Los manifestantes, la mayoría procedentes de países latinoamericanos, entre ellos ecuatorianos, se congregaron en el centro de Brooklyn para atravesar el río East por el famoso puente, uno de los hitos más famosos de Nueva York.
La marcha concluyó frente a un edificio de oficinas del Gobierno federal, en la parte baja de Manhattan.
“Vinimos para decir que estamos aquí”, dijo el ecuatoriano George Criollo, quien llegó a Nueva York hace una década, desde Cuenca. “Tenemos que hablar, seamos legales o ilegales. Tenemos que hablar acerca de este tema”, añadió.
Criollo, quien dijo que su familia se hallaba sin documentos en EE.UU., teme que el nuevo proyecto de ley conduzca a su deportación o a su encarcelamiento.
En la Cámara de Representantes ya se aprobó un proyecto de ley que establecerá penas para cualquiera que ayude a los indocumentados a permanecer en el país.
Los manifestantes eran acompañados por bandas de música. Uno de los carteles portados por uno de los participantes en la marcha decía: “Si ustedes dañan a los inmigrantes, están dañando a Estados Unidos”.
Otro manifestante, que no hablaba inglés, llevaba un cartel en el que se leía: “I cleaned up ground zero (Yo limpié el área destruida del Word Trade Center)”.
En otras ciudades miles de estudiantes también realizaron el pasado viernes marchas en protesta por la aprobación de posibles reformas migratorias que criminalizan a los indocumentados en este país.
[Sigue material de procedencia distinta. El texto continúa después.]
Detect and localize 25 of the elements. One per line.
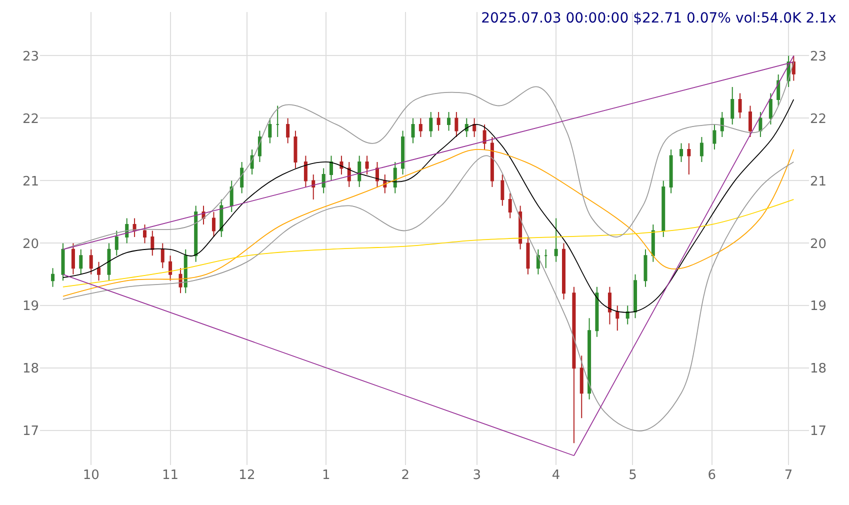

Las manifestaciones ocurren en California, Nevada, Arizona y otros estados, contra proyectos para frenar la inmigración de sin papeles.
Las autoridades dijeron que las protestas fueron pacíficas en su mayor parte, salvo una en Virginia, donde una persona fue acuchillada el viernes.
Las marchas coincidieron con el aniversario 79 del nacimiento del fallecido César Chávez, cofundador del sindicato United Farm Workers, que se convirtió en el paladín de los trabajadores agrícolas latinoamericanos en las décadas de los sesenta y setenta.
La mayoría de las protestas se hizo en el condado de San Diego, en el Valle Central de California, Las Vegas, El Paso, Texas, Arizona, y en el condado Fairfax de Virginia.